I have a question about extracting PDF labels with the Aspose.PDF library.
I have a very well defined PDF document which contains labels in order to specify the print page numbers in the documents, using a combination of both Roman and Arabic numerals. In a pdf viewer the page numbers are rendered in the right way, so the “metadata” is there.
For example
image.png (292.3 KB)
I need to extract this number/symbol information and map it to the PDF Page Number Aspose.PDF returns when iterating through the pages in a loop, because for example PDFPage number 10 can have a print page number 13, or xiii…
I’m trying to achieve this with the following code snipped, but I’m getting very strange and incomplete results. In some of my documents only a subset of the labels is returned, on others only the information from the first page, or no labels at all are retrieved, etc…

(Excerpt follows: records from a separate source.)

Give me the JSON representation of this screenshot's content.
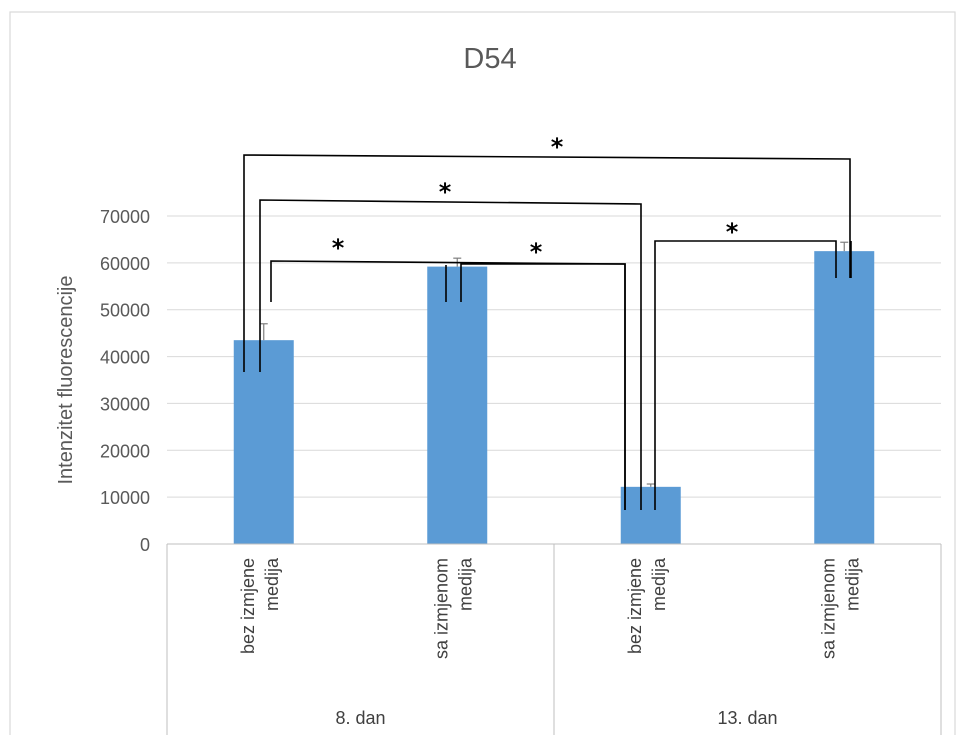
{
  "chart_data": {
    "type": "bar",
    "title": "D54",
    "ylabel": "Intenzitet fluorescencije",
    "xlabel": "",
    "ylim": [
      0,
      70000
    ],
    "yticks": [
      0,
      10000,
      20000,
      30000,
      40000,
      50000,
      60000,
      70000
    ],
    "grid": true,
    "bar_color": "#5b9bd5",
    "categories": [
      {
        "lines": [
          "bez izmjene",
          "medija"
        ],
        "group": "8. dan"
      },
      {
        "lines": [
          "sa izmjenom",
          "medija"
        ],
        "group": "8. dan"
      },
      {
        "lines": [
          "bez izmjene",
          "medija"
        ],
        "group": "13. dan"
      },
      {
        "lines": [
          "sa izmjenom",
          "medija"
        ],
        "group": "13. dan"
      }
    ],
    "groups": [
      "8. dan",
      "13. dan"
    ],
    "values": [
      43500,
      59200,
      12200,
      62500
    ],
    "error_plus": [
      3500,
      1800,
      600,
      1900
    ],
    "significance": [
      {
        "from": 0,
        "to": 1,
        "label": "*"
      },
      {
        "from": 1,
        "to": 2,
        "label": "*"
      },
      {
        "from": 0,
        "to": 2,
        "label": "*"
      },
      {
        "from": 2,
        "to": 3,
        "label": "*"
      },
      {
        "from": 0,
        "to": 3,
        "label": "*"
      }
    ]
  }
}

using (Stream stream = File.OpenRead("1.pdf"))
{
Aspose.Pdf.Document document = new(stream);
for (int i = 0; i < 100; i++)
{
var pageNumber = i + 1;
Aspose.Pdf.PageLabel label = document.PageLabels.GetLabel(i);
Aspose.Pdf.Document pageDocument = new();
var page = document.Pages[pageNumber];
pageDocument.Pages.Add(page);
...
}
}
Can this be because of a licensing issue with Aspose.PDF(currently trying it on a trial license to make sure it works before proceeding with a purchase), a bug, or maybe there’s another way to extract this information with Aspose.PDF?
Itext7 manages to extract the labels on all my test documents without an issue, so I don’t think there is a problem with the documents.